Fraksi menuntut agar hasil kerja pansus berisi sanksi tegas — mulai administrasi hingga pencabutan izin/HGU bagi perusahaan yang sengaja mengabaikan kewajiban.
Fraksi PAN
Secara prinsip mengapresiasi kewajiban 20 persen sesuai aturan. Namun menyampaikan catatan prosedural penting:
“Pansus sebaiknya terbentuk setelah Rancangan Peraturan Daerah khusus tentang Kebun Plasma disusun dan diusulkan — baik oleh Pemkab maupun sebagai inisiatif DPRD — agar kerja memiliki landasan hukum daerah yang lebih kuat dan terpadu.”
Fraksi KDRI
Dibacakan oleh Sarianto Damanik, S.E., menekankan agar realisasi berupa lahan fisik nyata, bukan sekadar dialihkan ke pola kemitraan sepihak. Menegaskan:
- Plasma adalah kewajiban hukum, bukan amal atau sedekah;
- Pemkab dan instansi terkait jangan ragu menjatuhkan sanksi tegas bagi pelanggar;
- Pansus harus mengawal agar kebun benar‑benar produktif dan manfaatnya sampai ke petani tanpa manipulasi.
Fraksi Karya Pembangunan Nasional (KPN)
Dibacakan oleh Suriadi, S.H., mengapresiasi namun menyampaikan empat catatan keras sebagai kompas kerja:
1. Audit total dan pengecekan peta‑lapangan: pastikan luas HGU tidak bertambah sementara lahan plasma menyusut atau fiktif;
2. Verifikasi ketat penerima: manfaat hanya untuk petani lokal, masyarakat adat, dan warga setempat — bukan oknum atau pihak luar yang memanipulasi data;
3. Transparansi keuangan kemitraan: buka akses catatan perjanjian dan potongan biaya agar petani paham utang, cicilan, dan hak kepemilikan lahan;
4. Kerja nyata, bukan sekadar dokumen: tetapkan jadwal kerja jelas, berikan sanksi tegas — pembekuan hingga pencabutan izin — bagi yang terbukti melanggar.
“Jangan biarkan pansus hanya menjadi kompromi politik atau tumpukan kertas yang tidak dilaksanakan,” tegas Fraksi KPN.
ARAH KERJA KEDEPAN: ANTARA PENGAWASAN DAN PENEGAKAN HUKUM
Dari pandangan seluruh fraksi, tampak kesepahaman bahwa Pansus Plasma menjadi instrumen utama untuk menutup celah ketidakjelasan data, menegakkan aturan, serta menjembatani hak masyarakat dan kewajiban badan usaha.
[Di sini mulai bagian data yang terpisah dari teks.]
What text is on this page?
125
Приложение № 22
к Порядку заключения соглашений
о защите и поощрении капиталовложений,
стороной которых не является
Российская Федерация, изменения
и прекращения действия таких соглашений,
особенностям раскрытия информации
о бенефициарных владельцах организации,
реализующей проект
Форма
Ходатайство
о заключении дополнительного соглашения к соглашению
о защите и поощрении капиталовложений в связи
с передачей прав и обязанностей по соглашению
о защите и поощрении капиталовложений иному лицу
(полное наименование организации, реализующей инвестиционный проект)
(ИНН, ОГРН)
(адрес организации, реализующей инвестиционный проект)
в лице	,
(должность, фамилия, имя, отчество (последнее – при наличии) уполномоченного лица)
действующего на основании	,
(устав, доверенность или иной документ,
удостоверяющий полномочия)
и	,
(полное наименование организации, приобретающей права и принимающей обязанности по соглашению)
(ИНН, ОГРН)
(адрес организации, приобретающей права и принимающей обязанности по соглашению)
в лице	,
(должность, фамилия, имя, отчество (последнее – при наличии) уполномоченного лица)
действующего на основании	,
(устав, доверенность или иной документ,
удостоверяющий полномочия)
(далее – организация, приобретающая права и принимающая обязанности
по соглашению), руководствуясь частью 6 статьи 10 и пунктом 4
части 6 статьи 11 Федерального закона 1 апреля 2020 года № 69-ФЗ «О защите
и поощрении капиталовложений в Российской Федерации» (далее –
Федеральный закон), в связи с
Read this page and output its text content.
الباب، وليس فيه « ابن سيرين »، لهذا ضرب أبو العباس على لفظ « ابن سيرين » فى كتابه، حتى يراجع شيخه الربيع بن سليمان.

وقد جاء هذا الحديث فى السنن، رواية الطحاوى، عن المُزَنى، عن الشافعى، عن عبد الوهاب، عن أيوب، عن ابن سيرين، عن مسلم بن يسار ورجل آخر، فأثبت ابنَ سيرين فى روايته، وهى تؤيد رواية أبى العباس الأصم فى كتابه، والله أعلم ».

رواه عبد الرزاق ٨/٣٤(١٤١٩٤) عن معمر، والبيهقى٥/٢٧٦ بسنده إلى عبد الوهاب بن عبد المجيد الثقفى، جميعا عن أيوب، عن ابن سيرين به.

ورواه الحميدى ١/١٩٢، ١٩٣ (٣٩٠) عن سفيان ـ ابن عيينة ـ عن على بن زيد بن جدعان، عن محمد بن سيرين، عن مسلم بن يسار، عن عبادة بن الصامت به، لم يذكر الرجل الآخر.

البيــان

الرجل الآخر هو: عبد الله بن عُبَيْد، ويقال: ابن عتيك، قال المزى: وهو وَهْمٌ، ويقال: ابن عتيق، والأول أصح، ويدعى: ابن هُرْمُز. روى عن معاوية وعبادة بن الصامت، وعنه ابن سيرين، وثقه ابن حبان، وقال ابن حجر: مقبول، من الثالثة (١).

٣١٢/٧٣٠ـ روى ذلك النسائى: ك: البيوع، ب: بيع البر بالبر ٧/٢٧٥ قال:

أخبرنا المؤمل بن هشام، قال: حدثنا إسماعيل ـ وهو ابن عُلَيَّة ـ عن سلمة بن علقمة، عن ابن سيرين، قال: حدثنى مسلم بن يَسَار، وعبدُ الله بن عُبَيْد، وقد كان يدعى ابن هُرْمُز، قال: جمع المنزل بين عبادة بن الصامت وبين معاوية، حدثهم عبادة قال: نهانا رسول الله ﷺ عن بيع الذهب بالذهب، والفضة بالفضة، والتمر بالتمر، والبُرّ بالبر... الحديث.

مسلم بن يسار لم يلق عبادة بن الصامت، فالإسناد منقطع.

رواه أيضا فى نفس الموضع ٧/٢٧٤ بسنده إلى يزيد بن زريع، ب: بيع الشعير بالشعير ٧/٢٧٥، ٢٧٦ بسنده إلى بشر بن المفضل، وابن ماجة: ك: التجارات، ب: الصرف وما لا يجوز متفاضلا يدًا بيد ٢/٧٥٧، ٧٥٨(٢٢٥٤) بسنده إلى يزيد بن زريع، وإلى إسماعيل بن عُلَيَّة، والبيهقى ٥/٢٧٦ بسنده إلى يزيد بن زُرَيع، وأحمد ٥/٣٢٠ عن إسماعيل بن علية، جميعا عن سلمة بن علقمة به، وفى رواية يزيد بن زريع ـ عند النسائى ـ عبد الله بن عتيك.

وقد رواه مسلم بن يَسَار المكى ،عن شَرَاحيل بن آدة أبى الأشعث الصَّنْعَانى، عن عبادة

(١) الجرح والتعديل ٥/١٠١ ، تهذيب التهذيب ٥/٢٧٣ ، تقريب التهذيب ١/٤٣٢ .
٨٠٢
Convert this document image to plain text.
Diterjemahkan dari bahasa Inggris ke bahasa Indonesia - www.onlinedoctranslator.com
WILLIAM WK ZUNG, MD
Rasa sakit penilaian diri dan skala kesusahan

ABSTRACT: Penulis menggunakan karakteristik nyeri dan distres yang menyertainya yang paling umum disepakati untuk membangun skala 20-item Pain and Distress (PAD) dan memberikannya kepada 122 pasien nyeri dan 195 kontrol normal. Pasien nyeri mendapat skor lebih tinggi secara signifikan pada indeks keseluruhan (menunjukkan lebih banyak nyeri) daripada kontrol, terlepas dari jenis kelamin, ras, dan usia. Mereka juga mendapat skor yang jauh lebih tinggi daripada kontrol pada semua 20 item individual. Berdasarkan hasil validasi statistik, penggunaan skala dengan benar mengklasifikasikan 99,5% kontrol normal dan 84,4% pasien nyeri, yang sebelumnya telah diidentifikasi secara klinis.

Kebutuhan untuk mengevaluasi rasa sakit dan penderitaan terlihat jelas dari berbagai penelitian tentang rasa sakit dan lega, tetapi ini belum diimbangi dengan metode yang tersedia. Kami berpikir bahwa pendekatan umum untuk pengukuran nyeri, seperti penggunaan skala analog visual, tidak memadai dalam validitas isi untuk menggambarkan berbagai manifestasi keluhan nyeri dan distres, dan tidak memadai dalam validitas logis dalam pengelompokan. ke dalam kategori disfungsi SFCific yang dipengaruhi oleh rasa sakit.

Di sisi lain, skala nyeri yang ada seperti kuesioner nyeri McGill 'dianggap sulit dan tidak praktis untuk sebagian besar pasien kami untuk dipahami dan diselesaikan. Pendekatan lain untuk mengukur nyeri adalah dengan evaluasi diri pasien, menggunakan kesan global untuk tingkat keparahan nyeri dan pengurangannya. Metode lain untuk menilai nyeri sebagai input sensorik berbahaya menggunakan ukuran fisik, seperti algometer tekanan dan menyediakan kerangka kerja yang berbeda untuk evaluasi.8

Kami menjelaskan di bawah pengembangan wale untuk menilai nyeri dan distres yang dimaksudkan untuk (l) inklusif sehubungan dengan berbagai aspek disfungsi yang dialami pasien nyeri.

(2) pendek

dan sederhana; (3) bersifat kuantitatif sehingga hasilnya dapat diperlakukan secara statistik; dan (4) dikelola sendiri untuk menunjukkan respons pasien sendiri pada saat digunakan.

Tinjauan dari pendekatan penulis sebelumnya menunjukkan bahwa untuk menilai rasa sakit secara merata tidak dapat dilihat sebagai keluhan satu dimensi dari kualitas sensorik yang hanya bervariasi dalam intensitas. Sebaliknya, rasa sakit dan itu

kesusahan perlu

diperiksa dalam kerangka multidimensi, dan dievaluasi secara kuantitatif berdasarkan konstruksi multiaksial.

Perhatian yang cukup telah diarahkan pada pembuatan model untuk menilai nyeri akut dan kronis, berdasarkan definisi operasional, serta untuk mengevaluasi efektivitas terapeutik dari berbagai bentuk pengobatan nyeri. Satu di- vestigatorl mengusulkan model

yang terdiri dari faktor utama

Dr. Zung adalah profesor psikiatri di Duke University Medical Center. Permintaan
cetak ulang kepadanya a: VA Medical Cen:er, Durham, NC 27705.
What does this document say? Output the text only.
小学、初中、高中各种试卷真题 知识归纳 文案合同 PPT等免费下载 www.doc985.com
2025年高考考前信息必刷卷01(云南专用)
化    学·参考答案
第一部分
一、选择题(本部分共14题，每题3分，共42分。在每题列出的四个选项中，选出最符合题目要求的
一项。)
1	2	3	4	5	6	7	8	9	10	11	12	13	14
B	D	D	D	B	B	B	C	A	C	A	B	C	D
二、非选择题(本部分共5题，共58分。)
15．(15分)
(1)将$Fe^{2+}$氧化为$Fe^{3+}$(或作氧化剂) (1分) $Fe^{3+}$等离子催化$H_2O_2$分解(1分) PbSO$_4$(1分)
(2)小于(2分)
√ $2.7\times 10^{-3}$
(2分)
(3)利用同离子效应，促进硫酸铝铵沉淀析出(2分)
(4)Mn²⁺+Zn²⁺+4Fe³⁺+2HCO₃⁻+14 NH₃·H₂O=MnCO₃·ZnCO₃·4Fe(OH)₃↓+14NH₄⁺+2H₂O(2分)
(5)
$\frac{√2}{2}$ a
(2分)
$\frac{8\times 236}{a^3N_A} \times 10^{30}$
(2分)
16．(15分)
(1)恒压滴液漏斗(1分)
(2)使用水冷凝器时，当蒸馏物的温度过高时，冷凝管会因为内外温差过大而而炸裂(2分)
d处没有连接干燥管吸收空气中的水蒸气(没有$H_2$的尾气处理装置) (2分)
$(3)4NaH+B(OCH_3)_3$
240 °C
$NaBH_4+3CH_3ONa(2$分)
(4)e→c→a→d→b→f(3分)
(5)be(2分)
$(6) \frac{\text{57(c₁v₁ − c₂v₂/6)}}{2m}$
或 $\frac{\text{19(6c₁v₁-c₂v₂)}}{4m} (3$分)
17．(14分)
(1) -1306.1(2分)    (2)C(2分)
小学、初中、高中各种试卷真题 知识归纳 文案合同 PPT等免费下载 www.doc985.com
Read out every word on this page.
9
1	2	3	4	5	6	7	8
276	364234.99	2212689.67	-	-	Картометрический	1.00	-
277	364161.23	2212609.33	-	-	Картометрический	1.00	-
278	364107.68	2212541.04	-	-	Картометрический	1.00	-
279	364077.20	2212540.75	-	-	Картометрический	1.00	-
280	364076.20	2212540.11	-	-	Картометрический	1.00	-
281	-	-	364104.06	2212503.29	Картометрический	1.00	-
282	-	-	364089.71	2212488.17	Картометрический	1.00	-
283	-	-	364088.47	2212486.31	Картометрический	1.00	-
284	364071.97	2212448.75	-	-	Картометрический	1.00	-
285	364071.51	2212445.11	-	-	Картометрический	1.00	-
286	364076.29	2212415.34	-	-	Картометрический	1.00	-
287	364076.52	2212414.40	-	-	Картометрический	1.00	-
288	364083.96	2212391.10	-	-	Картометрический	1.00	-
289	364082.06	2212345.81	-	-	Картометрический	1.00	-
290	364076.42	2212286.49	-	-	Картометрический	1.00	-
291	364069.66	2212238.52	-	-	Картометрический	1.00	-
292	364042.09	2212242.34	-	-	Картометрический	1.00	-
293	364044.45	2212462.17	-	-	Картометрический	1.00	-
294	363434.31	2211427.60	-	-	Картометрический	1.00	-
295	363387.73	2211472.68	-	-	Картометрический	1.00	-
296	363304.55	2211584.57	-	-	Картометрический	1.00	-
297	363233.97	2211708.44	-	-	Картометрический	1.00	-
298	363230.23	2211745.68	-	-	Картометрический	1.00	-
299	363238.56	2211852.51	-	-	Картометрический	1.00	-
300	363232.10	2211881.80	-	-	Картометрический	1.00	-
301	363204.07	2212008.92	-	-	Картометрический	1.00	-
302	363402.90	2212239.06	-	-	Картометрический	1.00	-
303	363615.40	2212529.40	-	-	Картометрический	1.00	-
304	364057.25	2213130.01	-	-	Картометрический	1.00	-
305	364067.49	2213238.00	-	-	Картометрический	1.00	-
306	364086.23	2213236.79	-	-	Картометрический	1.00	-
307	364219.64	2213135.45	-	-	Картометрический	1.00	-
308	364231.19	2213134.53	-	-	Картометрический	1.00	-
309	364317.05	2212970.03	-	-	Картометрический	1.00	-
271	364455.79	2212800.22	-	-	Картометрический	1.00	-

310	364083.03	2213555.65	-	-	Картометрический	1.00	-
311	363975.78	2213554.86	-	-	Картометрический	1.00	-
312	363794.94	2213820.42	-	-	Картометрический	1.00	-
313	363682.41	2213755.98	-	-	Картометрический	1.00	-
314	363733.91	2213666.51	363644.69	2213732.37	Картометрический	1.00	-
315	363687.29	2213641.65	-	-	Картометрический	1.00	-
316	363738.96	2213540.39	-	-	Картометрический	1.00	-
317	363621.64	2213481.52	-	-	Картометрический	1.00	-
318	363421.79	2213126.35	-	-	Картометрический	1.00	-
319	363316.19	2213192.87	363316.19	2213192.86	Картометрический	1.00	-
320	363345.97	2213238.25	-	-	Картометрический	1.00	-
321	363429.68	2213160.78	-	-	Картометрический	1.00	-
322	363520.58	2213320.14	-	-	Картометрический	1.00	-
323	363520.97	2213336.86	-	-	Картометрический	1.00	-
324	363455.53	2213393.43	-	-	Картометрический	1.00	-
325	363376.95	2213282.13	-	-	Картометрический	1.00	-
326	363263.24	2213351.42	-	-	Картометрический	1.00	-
Dalam sidang, mewakili Pemerintah Kabupaten, Asisten I Renold Asmara menyatakan Pemkab siap bekerja sama secara terbuka dan memberikan seluruh data serta dokumen yang diperlukan demi keberhasilan pengawasan ini.
Ketua DPRD Safi’i menutup sesi pandangan umum dengan menegaskan:
“Kami membentuk pansus bukan untuk mencari kesalahan semata, melainkan untuk mencari kebenaran, keadilan, dan jalan penyelesaian berkelanjutan. Seluruh rekomendasi harus ditindaklanjuti nyata oleh pemerintah maupun penegak hukum.”
Kegiatan selanjutnya adalah pembentukan keanggotaan dan penetapan jadwal kerja Pansus, yang akan segera turun ke lapangan melakukan pemeriksaan silang data, kunjungan ke lokasi, serta mendengar langsung aspirasi kelompok tani dan masyarakat terdampak.